Reputation: 13519
I have a dataframe of which this is a part.
CodeID Codes
0 'code1' '[code1(a,b,c)][code2(c,d,e)][code3(e,f,g)]' ...
1 'code2' '[code1(a,b,c)][code2(c,d,e)][code3(e,f,g)]' ...
2 'code3' '[code1(a,b,c)][code2(c,d,e)][code3(e,f,g)]' ...
...
What I'm trying to do is extract the part of the string in column Codes
that matches the pattern r"\[<code in CodeID column>[^][]*\]"
Something like:
df['Code'] = df['Codes'].str.find(r"\[<code in CodeID column>[^][]*\]")

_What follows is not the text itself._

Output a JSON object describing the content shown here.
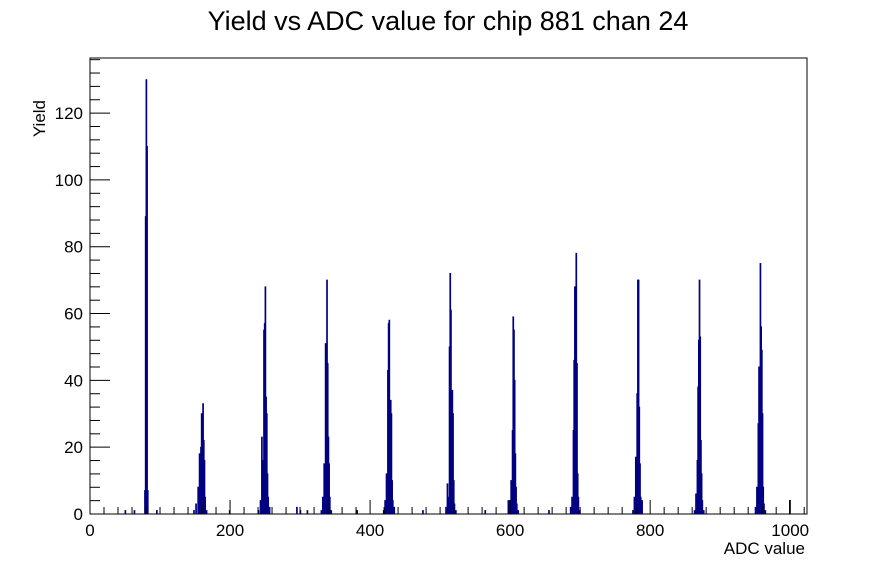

This recent question seems to imply it's not possible in a vectorised way but it's not exactly the same situation.
Upvotes: 2
Views: 2089
Reputation: 4375
We can certainly use string from one column to compare another like below,
In lambda expression x[0] is codeID and x[1] is codes.
import re
import pandas as pd
Out[20]:
CodeID Codes
0 'code1' '[code1(a,b,c)][code2(c,d,e)][code3(e,f,g)]'
1 'code2' '[code1(a,b,c)][code2(c,d,e)][code3(e,f,g)]'
2 'code3' '[code1(a,b,c)][code2(c,d,e)][code3(e,f,g)]'
df[['CodeID','Codes']].apply(lambda x: re.match(r"\[%s[^][]*\]"%x[0], x[1]),axis=1)
Out[21]:
0 None
1 None
2 None
dtype: object
Well it returns None because of my bad regex skills :)
Upvotes: 2